Note that each testing condition is written in a pair of parentheses (). You can write multiple testing conditions, e.g.,

assert("1 plus 1 is equal to 2", {
  x = 1 + 1  # not a test, and hence not in ( )
  (x == 2)
  (identical(1 + 1, 2))
  # mathematician's proof
  ((1 + 1 >= 2) && (1 + 1 <= 2))
  (c(is.numeric(1 + 1), is.numeric(2)))
})

There is another function test_pkg() to run all tests of a package using an empty environment with the package namespace as its parent environment, which means all objects in the package, exported or not, are directly available without ::: in the test scripts. See the CRAN page for a list of packages that use testit, for example, my highr package, where you can find some examples of tests.

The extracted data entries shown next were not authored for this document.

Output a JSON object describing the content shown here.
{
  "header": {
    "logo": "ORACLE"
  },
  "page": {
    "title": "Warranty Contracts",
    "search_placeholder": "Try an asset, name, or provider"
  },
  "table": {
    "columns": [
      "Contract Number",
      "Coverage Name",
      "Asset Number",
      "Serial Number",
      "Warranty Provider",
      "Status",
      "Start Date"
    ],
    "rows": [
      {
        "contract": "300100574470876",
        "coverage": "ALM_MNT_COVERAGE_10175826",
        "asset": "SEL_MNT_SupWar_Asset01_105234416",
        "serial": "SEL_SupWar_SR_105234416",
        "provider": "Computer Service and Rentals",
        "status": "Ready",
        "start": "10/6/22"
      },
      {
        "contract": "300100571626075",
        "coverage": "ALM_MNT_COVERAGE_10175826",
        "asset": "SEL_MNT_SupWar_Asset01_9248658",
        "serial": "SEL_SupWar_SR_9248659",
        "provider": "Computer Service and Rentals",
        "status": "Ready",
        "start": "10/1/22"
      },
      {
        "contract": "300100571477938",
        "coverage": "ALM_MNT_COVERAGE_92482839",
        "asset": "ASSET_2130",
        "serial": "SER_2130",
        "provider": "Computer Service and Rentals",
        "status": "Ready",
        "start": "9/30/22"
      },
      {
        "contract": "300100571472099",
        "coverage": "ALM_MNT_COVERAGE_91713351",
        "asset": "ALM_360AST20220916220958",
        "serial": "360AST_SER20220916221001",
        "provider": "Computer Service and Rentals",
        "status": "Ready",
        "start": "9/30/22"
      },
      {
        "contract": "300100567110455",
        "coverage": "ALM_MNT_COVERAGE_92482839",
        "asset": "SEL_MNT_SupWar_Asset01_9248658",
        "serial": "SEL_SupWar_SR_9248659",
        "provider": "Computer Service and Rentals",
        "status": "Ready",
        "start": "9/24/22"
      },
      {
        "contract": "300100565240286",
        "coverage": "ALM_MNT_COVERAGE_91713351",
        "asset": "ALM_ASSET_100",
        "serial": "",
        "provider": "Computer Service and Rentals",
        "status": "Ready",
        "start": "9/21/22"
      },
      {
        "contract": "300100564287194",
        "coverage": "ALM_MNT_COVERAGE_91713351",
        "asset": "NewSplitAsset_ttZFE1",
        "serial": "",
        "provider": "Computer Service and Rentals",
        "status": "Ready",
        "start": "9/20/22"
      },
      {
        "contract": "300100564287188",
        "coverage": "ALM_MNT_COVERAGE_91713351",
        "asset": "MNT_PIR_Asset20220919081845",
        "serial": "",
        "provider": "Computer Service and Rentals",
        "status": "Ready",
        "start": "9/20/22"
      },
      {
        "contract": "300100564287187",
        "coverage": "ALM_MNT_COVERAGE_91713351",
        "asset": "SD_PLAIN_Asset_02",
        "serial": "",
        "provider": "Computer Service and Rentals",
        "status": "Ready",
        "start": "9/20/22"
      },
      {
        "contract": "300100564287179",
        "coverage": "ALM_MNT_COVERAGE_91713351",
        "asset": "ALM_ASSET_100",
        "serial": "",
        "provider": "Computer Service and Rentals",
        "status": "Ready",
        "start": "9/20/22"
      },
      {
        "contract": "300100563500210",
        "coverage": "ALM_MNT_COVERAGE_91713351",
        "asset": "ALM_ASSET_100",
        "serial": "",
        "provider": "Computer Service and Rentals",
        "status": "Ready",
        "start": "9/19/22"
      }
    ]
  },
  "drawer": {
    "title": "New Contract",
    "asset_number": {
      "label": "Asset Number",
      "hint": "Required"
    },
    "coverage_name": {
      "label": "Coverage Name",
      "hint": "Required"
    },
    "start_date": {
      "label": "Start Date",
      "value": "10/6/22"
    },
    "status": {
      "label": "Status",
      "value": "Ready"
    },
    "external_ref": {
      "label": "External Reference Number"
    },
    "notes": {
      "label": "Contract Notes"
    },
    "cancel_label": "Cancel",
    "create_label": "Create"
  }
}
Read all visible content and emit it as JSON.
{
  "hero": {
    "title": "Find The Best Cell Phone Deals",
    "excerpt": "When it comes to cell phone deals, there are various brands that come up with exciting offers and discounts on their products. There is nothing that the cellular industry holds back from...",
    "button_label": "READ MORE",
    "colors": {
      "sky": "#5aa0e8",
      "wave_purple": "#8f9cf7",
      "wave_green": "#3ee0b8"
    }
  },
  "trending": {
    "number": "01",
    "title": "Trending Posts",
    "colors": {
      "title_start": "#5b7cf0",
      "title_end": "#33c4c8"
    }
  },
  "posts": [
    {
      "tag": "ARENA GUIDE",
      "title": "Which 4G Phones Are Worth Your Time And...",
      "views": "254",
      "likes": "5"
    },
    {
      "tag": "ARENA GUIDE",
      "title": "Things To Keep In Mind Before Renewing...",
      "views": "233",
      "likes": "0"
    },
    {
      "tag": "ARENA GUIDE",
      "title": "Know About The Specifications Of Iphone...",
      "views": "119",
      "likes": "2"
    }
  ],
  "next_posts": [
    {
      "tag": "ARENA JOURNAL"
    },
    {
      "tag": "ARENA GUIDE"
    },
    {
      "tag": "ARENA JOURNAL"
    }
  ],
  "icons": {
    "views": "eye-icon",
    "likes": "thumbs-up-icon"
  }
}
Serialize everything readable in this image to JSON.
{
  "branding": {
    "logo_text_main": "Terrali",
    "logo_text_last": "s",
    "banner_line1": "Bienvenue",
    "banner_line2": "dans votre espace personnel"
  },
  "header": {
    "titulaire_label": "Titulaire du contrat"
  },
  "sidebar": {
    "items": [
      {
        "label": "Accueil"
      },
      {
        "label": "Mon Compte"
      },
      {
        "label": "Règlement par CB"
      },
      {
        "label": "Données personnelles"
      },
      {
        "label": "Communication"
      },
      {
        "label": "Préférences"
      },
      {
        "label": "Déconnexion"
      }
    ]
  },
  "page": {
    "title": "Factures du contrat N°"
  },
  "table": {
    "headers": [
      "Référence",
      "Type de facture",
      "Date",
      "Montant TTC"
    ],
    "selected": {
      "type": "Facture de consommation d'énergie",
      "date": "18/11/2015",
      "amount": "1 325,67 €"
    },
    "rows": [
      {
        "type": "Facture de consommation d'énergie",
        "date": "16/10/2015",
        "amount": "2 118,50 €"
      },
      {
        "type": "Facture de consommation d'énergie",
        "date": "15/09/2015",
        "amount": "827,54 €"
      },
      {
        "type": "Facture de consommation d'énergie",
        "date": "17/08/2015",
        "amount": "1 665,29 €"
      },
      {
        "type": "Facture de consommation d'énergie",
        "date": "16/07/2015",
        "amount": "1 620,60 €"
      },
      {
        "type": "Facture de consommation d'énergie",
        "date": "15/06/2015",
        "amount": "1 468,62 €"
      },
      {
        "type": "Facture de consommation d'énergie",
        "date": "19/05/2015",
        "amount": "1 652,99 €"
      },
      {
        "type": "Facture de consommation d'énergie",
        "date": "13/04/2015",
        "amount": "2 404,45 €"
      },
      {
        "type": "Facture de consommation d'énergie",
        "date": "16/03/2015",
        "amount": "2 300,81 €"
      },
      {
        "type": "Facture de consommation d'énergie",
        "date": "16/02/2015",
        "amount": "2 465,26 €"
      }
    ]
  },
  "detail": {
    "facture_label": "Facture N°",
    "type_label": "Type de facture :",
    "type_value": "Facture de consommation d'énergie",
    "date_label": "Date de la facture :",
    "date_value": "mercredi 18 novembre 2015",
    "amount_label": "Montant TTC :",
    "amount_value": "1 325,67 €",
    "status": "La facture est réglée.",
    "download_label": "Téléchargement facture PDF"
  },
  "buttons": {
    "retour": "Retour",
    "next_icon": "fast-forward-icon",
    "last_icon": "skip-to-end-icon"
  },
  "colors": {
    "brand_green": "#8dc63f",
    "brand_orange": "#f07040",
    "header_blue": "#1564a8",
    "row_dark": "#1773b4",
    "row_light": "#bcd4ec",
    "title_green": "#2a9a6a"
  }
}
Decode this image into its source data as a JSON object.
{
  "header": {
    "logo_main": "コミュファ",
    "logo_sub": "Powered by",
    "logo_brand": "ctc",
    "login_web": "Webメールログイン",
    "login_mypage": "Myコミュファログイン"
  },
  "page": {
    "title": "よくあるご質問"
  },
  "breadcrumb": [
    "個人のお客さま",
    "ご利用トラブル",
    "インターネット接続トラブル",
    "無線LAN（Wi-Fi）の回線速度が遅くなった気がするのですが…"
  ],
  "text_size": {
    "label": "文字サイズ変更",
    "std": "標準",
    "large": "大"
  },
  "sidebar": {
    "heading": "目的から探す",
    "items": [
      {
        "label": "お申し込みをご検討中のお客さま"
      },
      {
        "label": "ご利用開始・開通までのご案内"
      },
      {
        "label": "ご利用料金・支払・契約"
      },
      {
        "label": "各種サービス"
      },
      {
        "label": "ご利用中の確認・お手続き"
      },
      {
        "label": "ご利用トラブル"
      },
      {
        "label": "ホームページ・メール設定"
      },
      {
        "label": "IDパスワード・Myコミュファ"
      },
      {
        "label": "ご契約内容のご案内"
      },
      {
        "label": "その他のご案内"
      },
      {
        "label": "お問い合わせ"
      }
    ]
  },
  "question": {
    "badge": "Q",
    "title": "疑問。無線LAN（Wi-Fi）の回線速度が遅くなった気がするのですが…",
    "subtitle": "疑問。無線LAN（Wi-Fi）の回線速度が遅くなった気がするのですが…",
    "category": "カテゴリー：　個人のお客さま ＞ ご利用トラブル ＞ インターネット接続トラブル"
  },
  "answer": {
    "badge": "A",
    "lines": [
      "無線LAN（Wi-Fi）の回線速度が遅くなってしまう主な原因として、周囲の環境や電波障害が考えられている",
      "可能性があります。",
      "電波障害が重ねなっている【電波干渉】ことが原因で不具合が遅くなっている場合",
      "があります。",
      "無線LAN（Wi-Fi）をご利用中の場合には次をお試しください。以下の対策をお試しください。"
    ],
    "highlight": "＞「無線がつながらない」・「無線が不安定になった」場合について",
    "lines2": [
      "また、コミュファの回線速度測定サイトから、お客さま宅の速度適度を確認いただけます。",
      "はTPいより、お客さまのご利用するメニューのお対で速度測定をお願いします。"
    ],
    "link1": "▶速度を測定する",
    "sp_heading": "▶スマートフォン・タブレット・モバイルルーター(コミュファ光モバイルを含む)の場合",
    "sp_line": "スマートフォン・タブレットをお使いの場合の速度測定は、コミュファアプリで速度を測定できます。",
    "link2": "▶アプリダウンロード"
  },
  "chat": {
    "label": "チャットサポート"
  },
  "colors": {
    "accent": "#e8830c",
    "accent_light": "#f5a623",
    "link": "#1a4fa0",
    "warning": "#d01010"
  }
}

While I do not like the text comparison approach, it does not mean it is not useful. Actually it is extremely useful when testing text document output. It is just a little awkward when testing function output. The text comparison approach plays an important role in the development of knitr: I have a GitHub repository knitr-examples, which serves as both an example repo and a testing repo. When I push new commits to GitHub, I use Travis CI to test the package, and there are two parts of the tests: one is to run R CMD check on the package, which uses testit to run the test R scripts, and the other is to re-compile all the examples, and do git diff to see if there are changes. I have more than 100 examples, which should have reasonable coverage of possible problems in the new changes in knitr. This way, I feel comfortable when I bring new features or make changes in knitr because I know they are unlikely to break old documents.

If you are new to testing and only have 3 minutes, I’d strongly recommend you to read at least the first two sections of Hadley’s testthat article.